The European Association of Urology recently adopted a guideline recommending a safer biopsy. This is the transperineal biopsy, which is performed through disinfected skin in the perineum, the area between the anus and scrotum.
TRexit (transrectal exit), a leading group of prostate experts calling for a ban of transrectal biopsies by the end of 2022, has been working to ban transrectal biopsies worldwide by 2022. Recent research has confirmed that sepsis drops down to near zero when the transperineal approach is taken.
The American Urological Association has been lagging behind on this issue largely because of financial issues. U.S. urologists possibly want to be paid more for the slightly more time-consuming TP biopsies. The AUA debated the issue at its annual meeting last month and is exploring changes to its guidelines, possibly by 2023.
Jeremy Grummet, an associate professor at Monash University in Melbourne, is a leading researcher in Australia where most biopsies are done via the skin with near-zero rates of infection.
Grummet, who leads TRexit, observed: “If President Clinton’s urosepsis was caused by a doctor performing a transrectal biopsy, there could be no louder wake-up call to American men to demand their doctors switch to the safer transperineal prostate biopsy.”
Two other urosepsis experts said causes of sepsis include “bad” kidney stones and indwelling catheters/stents.
Clinton should have no reason to hide the cause of his sepsis.
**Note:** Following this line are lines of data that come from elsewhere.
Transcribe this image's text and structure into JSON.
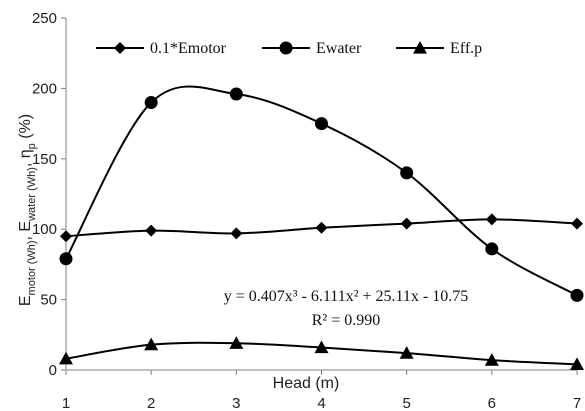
{
  "chart_data": {
    "type": "line",
    "x": [
      1,
      2,
      3,
      4,
      5,
      6,
      7
    ],
    "x_tick_labels": [
      "1",
      "2",
      "3",
      "4",
      "5",
      "6",
      "7"
    ],
    "y_tick_labels": [
      "0",
      "50",
      "100",
      "150",
      "200",
      "250"
    ],
    "xlim": [
      1,
      7
    ],
    "ylim": [
      0,
      250
    ],
    "xlabel": "Head (m)",
    "ylabel_parts": {
      "e1": "E",
      "s1": "motor (Wh)",
      "sep1": ", E",
      "s2": "water (Wh)",
      "sep2": ", η",
      "s3": "p",
      "tail": " (%)"
    },
    "grid": false,
    "legend_position": "top",
    "series": [
      {
        "name": "0.1*Emotor",
        "marker": "diamond",
        "values": [
          95,
          99,
          97,
          101,
          104,
          107,
          104
        ]
      },
      {
        "name": "Ewater",
        "marker": "circle",
        "values": [
          79,
          190,
          196,
          175,
          140,
          86,
          53
        ]
      },
      {
        "name": "Eff.p",
        "marker": "triangle",
        "values": [
          8,
          18,
          19,
          16,
          12,
          7,
          4
        ]
      }
    ],
    "annotations": [
      "y = 0.407x³ - 6.111x² + 25.11x - 10.75",
      "R² = 0.990"
    ],
    "colors": {
      "line": "#000000",
      "axis": "#7f7f7f"
    }
  }
}
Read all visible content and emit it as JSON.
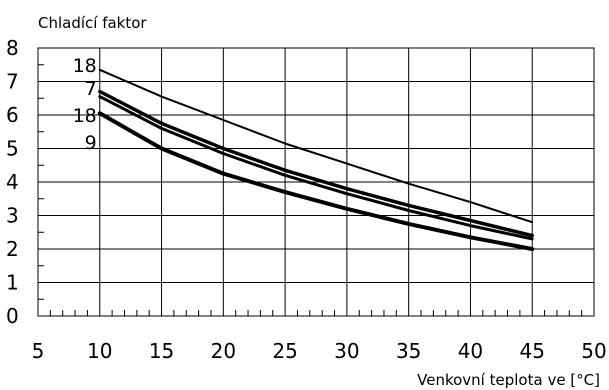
{
  "chart_data": {
    "type": "line",
    "title": "",
    "ylabel": "Chladící faktor",
    "xlabel": "Venkovní teplota ve [°C]",
    "xlim": [
      5,
      50
    ],
    "ylim": [
      0,
      8
    ],
    "xticks": [
      5,
      10,
      15,
      20,
      25,
      30,
      35,
      40,
      45,
      50
    ],
    "yticks": [
      0,
      1,
      2,
      3,
      4,
      5,
      6,
      7,
      8
    ],
    "grid": true,
    "series": [
      {
        "name": "18",
        "label_y": 7.5,
        "stroke": 2,
        "x": [
          10,
          15,
          20,
          25,
          30,
          35,
          40,
          45
        ],
        "y": [
          7.35,
          6.55,
          5.85,
          5.15,
          4.55,
          3.95,
          3.4,
          2.8
        ]
      },
      {
        "name": "7",
        "label_y": 6.8,
        "stroke": 3.5,
        "x": [
          10,
          15,
          20,
          25,
          30,
          35,
          40,
          45
        ],
        "y": [
          6.7,
          5.75,
          5.0,
          4.35,
          3.8,
          3.3,
          2.85,
          2.4
        ]
      },
      {
        "name": "18",
        "label_y": 6.0,
        "stroke": 3,
        "x": [
          10,
          15,
          20,
          25,
          30,
          35,
          40,
          45
        ],
        "y": [
          6.55,
          5.6,
          4.85,
          4.2,
          3.65,
          3.15,
          2.7,
          2.3
        ]
      },
      {
        "name": "9",
        "label_y": 5.2,
        "stroke": 4,
        "x": [
          10,
          15,
          20,
          25,
          30,
          35,
          40,
          45
        ],
        "y": [
          6.05,
          5.0,
          4.25,
          3.7,
          3.2,
          2.75,
          2.35,
          2.0
        ]
      }
    ]
  }
}
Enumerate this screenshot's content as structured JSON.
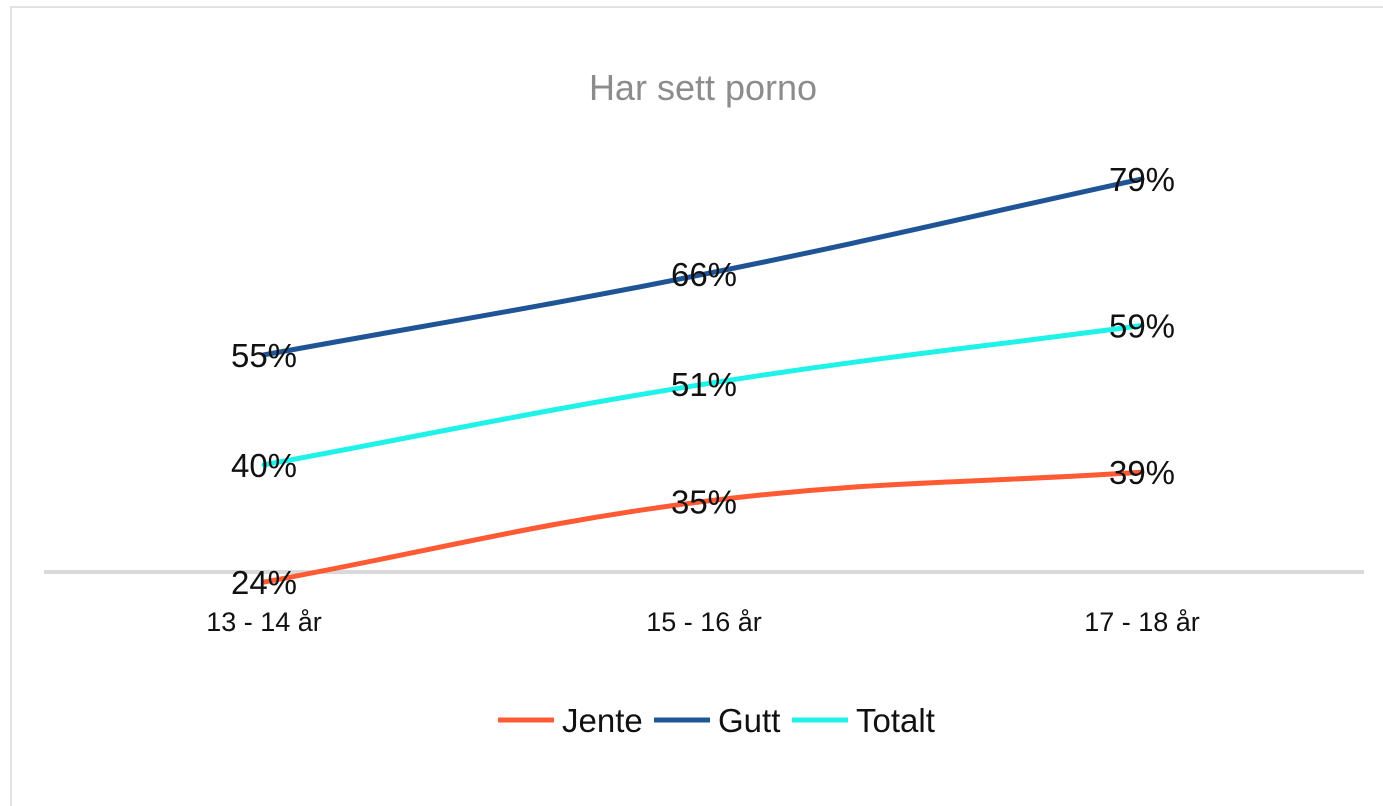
{
  "chart_data": {
    "type": "line",
    "title": "Har sett  porno",
    "categories": [
      "13 - 14 år",
      "15 - 16 år",
      "17 - 18 år"
    ],
    "series": [
      {
        "name": "Jente",
        "values": [
          24,
          35,
          39
        ],
        "labels": [
          "24%",
          "35%",
          "39%"
        ],
        "color": "#ff5a33"
      },
      {
        "name": "Gutt",
        "values": [
          55,
          66,
          79
        ],
        "labels": [
          "55%",
          "66%",
          "79%"
        ],
        "color": "#1f5597"
      },
      {
        "name": "Totalt",
        "values": [
          40,
          51,
          59
        ],
        "labels": [
          "40%",
          "51%",
          "59%"
        ],
        "color": "#1ff2e8"
      }
    ],
    "xlabel": "",
    "ylabel": "",
    "grid": false,
    "legend_position": "bottom",
    "axis_color": "#d9d9d9"
  }
}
He is no longer a candidate who might want to hide that he has cancer, especially one many men find difficult to discuss because treatment can cause impotence and incontinence.
He is not obligated to speak publicly about his health But he is a man with a proven social conscience.
He should provide answers to these questions:
- Has he ever had urinary stones?
- Does he have a bacterial form of prostatitis?
- Since he has experienced other inflammatory diseases, does he have an elevated PSA, the blood test used to hunt for prostate cancer?
- Has he recently had a transrectal biopsy?
Clinton’s hospitalization flew under the radar. The story was eclipsed this week by the COVID-19-related death of former Secretary of State Colin Powell, who spoke about his surgery for prostate cancer, a major issue in Black men.
Clinton should recognize that if he and his doctors detail his sepsis, it potentially could help men make choices about their health and steer them towards the safer transperineal biopsy.
Howard Wolinsky is the former medical reporter for the Chicago Sun-Times. He is a prostate cancer patient and advocate.